You wrote yourself that "The Brain Assumes a Perfect World". Why the fuck you need random connections if you have perfect world and therefore perfect information coming in.

Since there is no way of knowing which connections will form patterns together, random connections are a must. This is the whole idea behind trial and error.

Fuck sparce distributed patterns too!

Of course, the connection are sparse after learning. This is what is observed in the brain. 'Sparse' simply means that everything is not connected to everything else.

PS. Maybe I don't understand your arguments. If so, I'm sorry.

Louis Savain said...

Sorry for being rude.

No problem. I only get offended when I sense bad intentions.

owen said...

I do not think you can do pattern pruning in real time. Some patterns arise over a period of time. I am not sure how a computer would determine the time to wait but being fast can also is a disadvantage for computers.

Da Fo said...

Louis,

A few questions about what you wrote.

You stated, "every pattern neuron in the hierarchy also makes reciprocal connections to a sequence neuron at the bottom level of sequence memory"

and then later on you say:

"As soon as a neuron gets promoted, it can make connections with the sequence hierarchy "

Just curious, these statements seem to be contradictory. Can you clarify when this is allowed.

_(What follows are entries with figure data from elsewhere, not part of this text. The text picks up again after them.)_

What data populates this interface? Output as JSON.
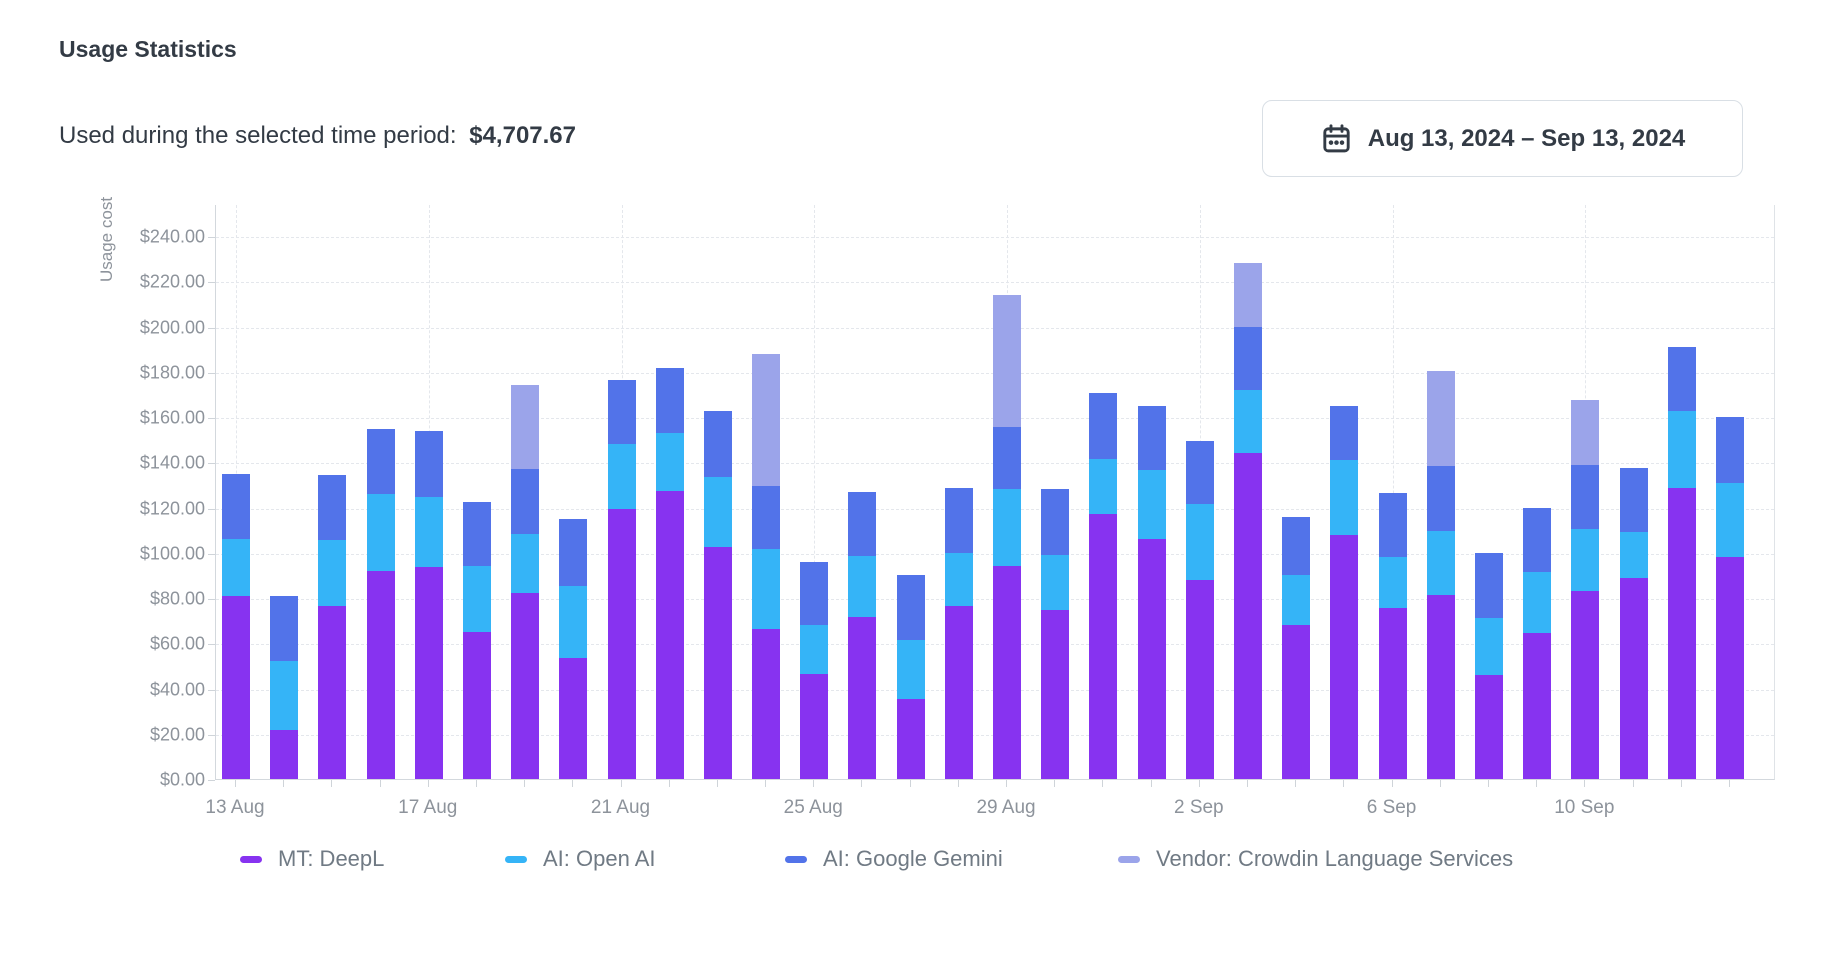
{
  "header": {
    "title": "Usage Statistics",
    "subtitle_label": "Used during the selected time period:",
    "subtitle_value": "$4,707.67"
  },
  "date_picker": {
    "label": "Aug 13, 2024 – Sep 13, 2024"
  },
  "chart_data": {
    "type": "bar",
    "stacked": true,
    "ylabel": "Usage cost",
    "ylim": [
      0,
      252
    ],
    "grid": true,
    "legend_position": "bottom",
    "y_tick_step": 20,
    "y_tick_labels": [
      "$0.00",
      "$20.00",
      "$40.00",
      "$60.00",
      "$80.00",
      "$100.00",
      "$120.00",
      "$140.00",
      "$160.00",
      "$180.00",
      "$200.00",
      "$220.00",
      "$240.00"
    ],
    "categories": [
      "13 Aug",
      "14 Aug",
      "15 Aug",
      "16 Aug",
      "17 Aug",
      "18 Aug",
      "19 Aug",
      "20 Aug",
      "21 Aug",
      "22 Aug",
      "23 Aug",
      "24 Aug",
      "25 Aug",
      "26 Aug",
      "27 Aug",
      "28 Aug",
      "29 Aug",
      "30 Aug",
      "31 Aug",
      "1 Sep",
      "2 Sep",
      "3 Sep",
      "4 Sep",
      "5 Sep",
      "6 Sep",
      "7 Sep",
      "8 Sep",
      "9 Sep",
      "10 Sep",
      "11 Sep",
      "12 Sep",
      "13 Sep"
    ],
    "x_tick_indices": [
      0,
      4,
      8,
      12,
      16,
      20,
      24,
      28
    ],
    "x_tick_labels": [
      "13 Aug",
      "17 Aug",
      "21 Aug",
      "25 Aug",
      "29 Aug",
      "2 Sep",
      "6 Sep",
      "10 Sep"
    ],
    "series": [
      {
        "name": "MT: DeepL",
        "color": "#8733f0",
        "values": [
          81,
          21.5,
          76.5,
          92,
          93.5,
          65,
          82,
          53.5,
          119.5,
          127.5,
          102.5,
          66.5,
          46.5,
          71.5,
          35.5,
          76.5,
          94,
          74.5,
          117,
          106,
          88,
          144,
          68,
          108,
          75.5,
          81.5,
          46,
          64.5,
          83,
          89,
          128.5,
          98
        ]
      },
      {
        "name": "AI: Open AI",
        "color": "#35b4f7",
        "values": [
          25,
          30.5,
          29,
          34,
          31,
          29,
          26.5,
          32,
          28.5,
          25.5,
          31,
          35,
          21.5,
          27,
          26,
          23.5,
          34,
          24.5,
          24.5,
          30.5,
          33.5,
          28,
          22,
          33,
          22.5,
          28,
          25,
          27,
          27.5,
          20,
          34,
          33
        ]
      },
      {
        "name": "AI: Google Gemini",
        "color": "#5273e9",
        "values": [
          29,
          29,
          29,
          28.5,
          29.5,
          28.5,
          28.5,
          29.5,
          28.5,
          28.5,
          29,
          28,
          28,
          28.5,
          28.5,
          28.5,
          27.5,
          29,
          29,
          28.5,
          28,
          28,
          26,
          24,
          28.5,
          29,
          29,
          28.5,
          28.5,
          28.5,
          28.5,
          29
        ]
      },
      {
        "name": "Vendor: Crowdin Language Services",
        "color": "#9ba4ea",
        "values": [
          0,
          0,
          0,
          0,
          0,
          0,
          37,
          0,
          0,
          0,
          0,
          58.5,
          0,
          0,
          0,
          0,
          58.5,
          0,
          0,
          0,
          0,
          28,
          0,
          0,
          0,
          42,
          0,
          0,
          28.5,
          0,
          0,
          0
        ]
      }
    ]
  }
}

Did you mean to say that every 'promoted' pattern neuron makes a connection to a sequence neuron at the bottom level of the sequence memory?

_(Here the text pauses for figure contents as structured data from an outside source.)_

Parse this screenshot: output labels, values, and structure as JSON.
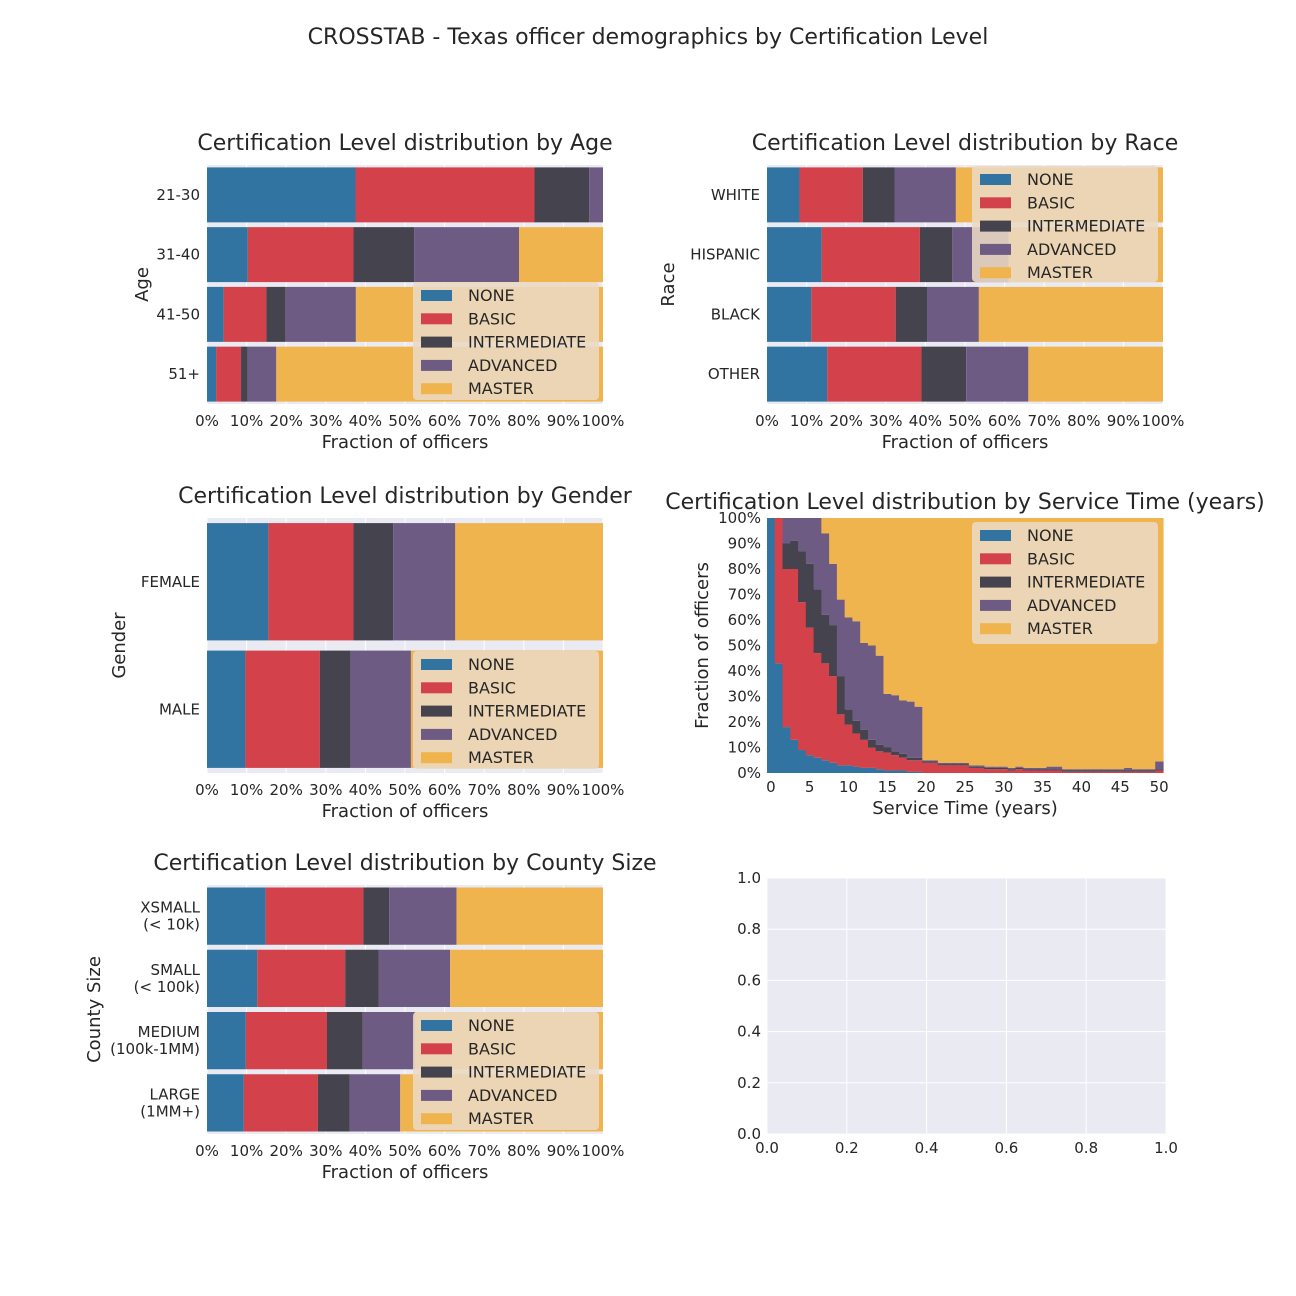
{
  "figure": {
    "suptitle": "CROSSTAB - Texas officer demographics by Certification Level"
  },
  "colors": {
    "NONE": "#3274a1",
    "BASIC": "#d3424a",
    "INTERMEDIATE": "#45434e",
    "ADVANCED": "#6e5b83",
    "MASTER": "#f0b44e",
    "axes_background": "#eaeaf2",
    "grid": "#ffffff",
    "legend_background": "#ead9c3"
  },
  "chart_data": [
    {
      "type": "bar",
      "orientation": "horizontal",
      "stacked": true,
      "title": "Certification Level distribution by Age",
      "xlabel": "Fraction of officers",
      "ylabel": "Age",
      "xlim": [
        0,
        1
      ],
      "xticks": [
        "0%",
        "10%",
        "20%",
        "30%",
        "40%",
        "50%",
        "60%",
        "70%",
        "80%",
        "90%",
        "100%"
      ],
      "legend_position": "lower-right",
      "categories": [
        "21-30",
        "31-40",
        "41-50",
        "51+"
      ],
      "series": [
        {
          "name": "NONE",
          "values": [
            0.375,
            0.103,
            0.042,
            0.023
          ]
        },
        {
          "name": "BASIC",
          "values": [
            0.452,
            0.267,
            0.108,
            0.063
          ]
        },
        {
          "name": "INTERMEDIATE",
          "values": [
            0.138,
            0.153,
            0.048,
            0.017
          ]
        },
        {
          "name": "ADVANCED",
          "values": [
            0.035,
            0.265,
            0.178,
            0.072
          ]
        },
        {
          "name": "MASTER",
          "values": [
            0.0,
            0.212,
            0.624,
            0.825
          ]
        }
      ]
    },
    {
      "type": "bar",
      "orientation": "horizontal",
      "stacked": true,
      "title": "Certification Level distribution by Race",
      "xlabel": "Fraction of officers",
      "ylabel": "Race",
      "xlim": [
        0,
        1
      ],
      "xticks": [
        "0%",
        "10%",
        "20%",
        "30%",
        "40%",
        "50%",
        "60%",
        "70%",
        "80%",
        "90%",
        "100%"
      ],
      "legend_position": "upper-right",
      "categories": [
        "WHITE",
        "HISPANIC",
        "BLACK",
        "OTHER"
      ],
      "series": [
        {
          "name": "NONE",
          "values": [
            0.082,
            0.138,
            0.112,
            0.152
          ]
        },
        {
          "name": "BASIC",
          "values": [
            0.16,
            0.248,
            0.213,
            0.238
          ]
        },
        {
          "name": "INTERMEDIATE",
          "values": [
            0.08,
            0.082,
            0.08,
            0.113
          ]
        },
        {
          "name": "ADVANCED",
          "values": [
            0.155,
            0.142,
            0.13,
            0.157
          ]
        },
        {
          "name": "MASTER",
          "values": [
            0.523,
            0.39,
            0.465,
            0.34
          ]
        }
      ]
    },
    {
      "type": "bar",
      "orientation": "horizontal",
      "stacked": true,
      "title": "Certification Level distribution by Gender",
      "xlabel": "Fraction of officers",
      "ylabel": "Gender",
      "xlim": [
        0,
        1
      ],
      "xticks": [
        "0%",
        "10%",
        "20%",
        "30%",
        "40%",
        "50%",
        "60%",
        "70%",
        "80%",
        "90%",
        "100%"
      ],
      "legend_position": "lower-right",
      "categories": [
        "FEMALE",
        "MALE"
      ],
      "series": [
        {
          "name": "NONE",
          "values": [
            0.155,
            0.097
          ]
        },
        {
          "name": "BASIC",
          "values": [
            0.215,
            0.188
          ]
        },
        {
          "name": "INTERMEDIATE",
          "values": [
            0.1,
            0.078
          ]
        },
        {
          "name": "ADVANCED",
          "values": [
            0.157,
            0.152
          ]
        },
        {
          "name": "MASTER",
          "values": [
            0.373,
            0.485
          ]
        }
      ]
    },
    {
      "type": "area",
      "stacked": true,
      "step": true,
      "title": "Certification Level distribution by Service Time (years)",
      "xlabel": "Service Time (years)",
      "ylabel": "Fraction of officers",
      "xlim": [
        -0.5,
        50.5
      ],
      "ylim": [
        0,
        1
      ],
      "xticks": [
        "0",
        "5",
        "10",
        "15",
        "20",
        "25",
        "30",
        "35",
        "40",
        "45",
        "50"
      ],
      "yticks": [
        "0%",
        "10%",
        "20%",
        "30%",
        "40%",
        "50%",
        "60%",
        "70%",
        "80%",
        "90%",
        "100%"
      ],
      "legend_position": "upper-right",
      "x": [
        0,
        1,
        2,
        3,
        4,
        5,
        6,
        7,
        8,
        9,
        10,
        11,
        12,
        13,
        14,
        15,
        16,
        17,
        18,
        19,
        20,
        21,
        22,
        23,
        24,
        25,
        26,
        27,
        28,
        29,
        30,
        31,
        32,
        33,
        34,
        35,
        36,
        37,
        38,
        39,
        40,
        41,
        42,
        43,
        44,
        45,
        46,
        47,
        48,
        49,
        50
      ],
      "series": [
        {
          "name": "NONE",
          "values": [
            1.0,
            0.43,
            0.18,
            0.13,
            0.09,
            0.07,
            0.06,
            0.05,
            0.04,
            0.03,
            0.03,
            0.025,
            0.02,
            0.02,
            0.015,
            0.01,
            0.01,
            0.01,
            0.005,
            0.005,
            0,
            0,
            0,
            0,
            0,
            0,
            0,
            0,
            0,
            0,
            0,
            0,
            0,
            0,
            0,
            0,
            0,
            0,
            0,
            0,
            0,
            0,
            0,
            0,
            0,
            0,
            0,
            0,
            0,
            0,
            0
          ]
        },
        {
          "name": "BASIC",
          "values": [
            0,
            0.57,
            0.62,
            0.67,
            0.58,
            0.5,
            0.41,
            0.38,
            0.34,
            0.2,
            0.16,
            0.13,
            0.11,
            0.08,
            0.07,
            0.07,
            0.06,
            0.05,
            0.045,
            0.045,
            0.04,
            0.04,
            0.03,
            0.03,
            0.03,
            0.03,
            0.02,
            0.02,
            0.015,
            0.015,
            0.015,
            0.01,
            0.015,
            0.01,
            0.01,
            0.01,
            0.01,
            0.01,
            0.005,
            0.005,
            0.005,
            0.005,
            0.005,
            0.005,
            0.005,
            0.005,
            0.005,
            0.005,
            0.005,
            0.005,
            0.01
          ]
        },
        {
          "name": "INTERMEDIATE",
          "values": [
            0,
            0,
            0.1,
            0.11,
            0.2,
            0.25,
            0.25,
            0.19,
            0.2,
            0.15,
            0.06,
            0.05,
            0.04,
            0.03,
            0.025,
            0.02,
            0.015,
            0.015,
            0.01,
            0.01,
            0.005,
            0.005,
            0.005,
            0.005,
            0.005,
            0.005,
            0.005,
            0.005,
            0.005,
            0.005,
            0.005,
            0.005,
            0.005,
            0.005,
            0.005,
            0.005,
            0.005,
            0.005,
            0.005,
            0.005,
            0.005,
            0.005,
            0.005,
            0.005,
            0.005,
            0.005,
            0.005,
            0.005,
            0.005,
            0.005,
            0.005
          ]
        },
        {
          "name": "ADVANCED",
          "values": [
            0,
            0,
            0.1,
            0.09,
            0.13,
            0.18,
            0.28,
            0.32,
            0.24,
            0.3,
            0.36,
            0.39,
            0.34,
            0.37,
            0.35,
            0.21,
            0.22,
            0.21,
            0.22,
            0.2,
            0.005,
            0.005,
            0.005,
            0.005,
            0.005,
            0.005,
            0.005,
            0.005,
            0.005,
            0.005,
            0.005,
            0.005,
            0.005,
            0.005,
            0.005,
            0.005,
            0.01,
            0.01,
            0.005,
            0.005,
            0.005,
            0.005,
            0.005,
            0.005,
            0.005,
            0.005,
            0.01,
            0.005,
            0.005,
            0.005,
            0.03
          ]
        },
        {
          "name": "MASTER",
          "values": [
            0,
            0,
            0,
            0,
            0,
            0,
            0,
            0.06,
            0.18,
            0.32,
            0.39,
            0.405,
            0.49,
            0.5,
            0.54,
            0.69,
            0.695,
            0.715,
            0.72,
            0.74,
            0.95,
            0.95,
            0.96,
            0.96,
            0.96,
            0.96,
            0.97,
            0.97,
            0.975,
            0.975,
            0.975,
            0.98,
            0.975,
            0.98,
            0.98,
            0.98,
            0.975,
            0.975,
            0.985,
            0.985,
            0.985,
            0.985,
            0.985,
            0.985,
            0.985,
            0.985,
            0.98,
            0.985,
            0.985,
            0.985,
            0.955
          ]
        }
      ]
    },
    {
      "type": "bar",
      "orientation": "horizontal",
      "stacked": true,
      "title": "Certification Level distribution by County Size",
      "xlabel": "Fraction of officers",
      "ylabel": "County Size",
      "xlim": [
        0,
        1
      ],
      "xticks": [
        "0%",
        "10%",
        "20%",
        "30%",
        "40%",
        "50%",
        "60%",
        "70%",
        "80%",
        "90%",
        "100%"
      ],
      "legend_position": "lower-right",
      "categories": [
        "XSMALL\n(< 10k)",
        "SMALL\n(< 100k)",
        "MEDIUM\n(100k-1MM)",
        "LARGE\n(1MM+)"
      ],
      "series": [
        {
          "name": "NONE",
          "values": [
            0.148,
            0.127,
            0.098,
            0.093
          ]
        },
        {
          "name": "BASIC",
          "values": [
            0.247,
            0.222,
            0.205,
            0.187
          ]
        },
        {
          "name": "INTERMEDIATE",
          "values": [
            0.065,
            0.085,
            0.09,
            0.08
          ]
        },
        {
          "name": "ADVANCED",
          "values": [
            0.17,
            0.18,
            0.132,
            0.128
          ]
        },
        {
          "name": "MASTER",
          "values": [
            0.37,
            0.386,
            0.475,
            0.512
          ]
        }
      ]
    },
    {
      "type": "line",
      "title": "",
      "xlabel": "",
      "ylabel": "",
      "xlim": [
        0,
        1
      ],
      "ylim": [
        0,
        1
      ],
      "xticks": [
        "0.0",
        "0.2",
        "0.4",
        "0.6",
        "0.8",
        "1.0"
      ],
      "yticks": [
        "0.0",
        "0.2",
        "0.4",
        "0.6",
        "0.8",
        "1.0"
      ],
      "series": []
    }
  ]
}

Also, you state, "If a connection fails the test even once, it is immediately disconnected. Failed inputs are quickly resurrected and retried randomly"

Can you clarify what 'test' is being done? So if a pattern neuron has two inputs connected and a signal comes across one input, but there is no 'concurrent' signal from the other input(is this the test?), then BOTH are disconnected.

Louis Savain said...

Hi Owen,

Sorry, I don't think I understand your objection to real time pattern pruning.

Louis Savain said...

Hi Da Fo,

You write:

Just curious, these statements seem to be contradictory. Can you clarify when this is allowed. Did you mean to say that every 'promoted' pattern neuron makes a connection to a sequence neuron at the bottom level of the sequence memory?

Well, in the brain, the feedback pathways from sequence memory to pattern neurons are wired at birth even though the connections to the sequence nodes are not yet made. In a computer program, both feedforward and feedback connections should be made only after a pattern neuron is promoted in order to save resources.

Also, you state, "If a connection fails the test even once, it is immediately disconnected. Failed inputs are quickly resurrected and retried randomly"

Can you clarify what 'test' is being done? So if a pattern neuron has two inputs connected and a signal comes across one input, but there is no 'concurrent' signal from the other input(is this the test?), then BOTH are disconnected.


Good point. I copied and pasted that part of the article from a document that I wrote a long time ago.

The test is a concurrency test.

I used to disconnect both input connections to a pattern neuron as soon as the test failed. Then I quickly realized that it was not necessary. Here's what I do now in my own experimental program.

1. Connect every sensor to a pattern neuron at the bottom level. This is the first and permanent connection to the neuron.

2. Make random connections from the sensors to the pattern neurons at the bottom level. These are trial connections. Note: Make sure that no sensor makes more than one connection to the same pattern neuron.

3. Perform the concurrency test only when the first connection fires. Do it 10 times. If the test fails just once, disconnect the trial connection only and reconnect it elsewhere. If the test is passed, the neuron is promoted.

In my own experiment, I have a function that wakes up every once in a while and makes random connections if needed. Also, if you have a fast computer, you can test more than 2 connections per pattern neuron at once. This makes for extremely fast learning. Just make sure you disconnect all other connections (if any) as soon as the neuron is promoted.

I hope this helps.

owen said...

Its not an objection. Just saying that if you prune in real time you might lose some patterns that take longer to form.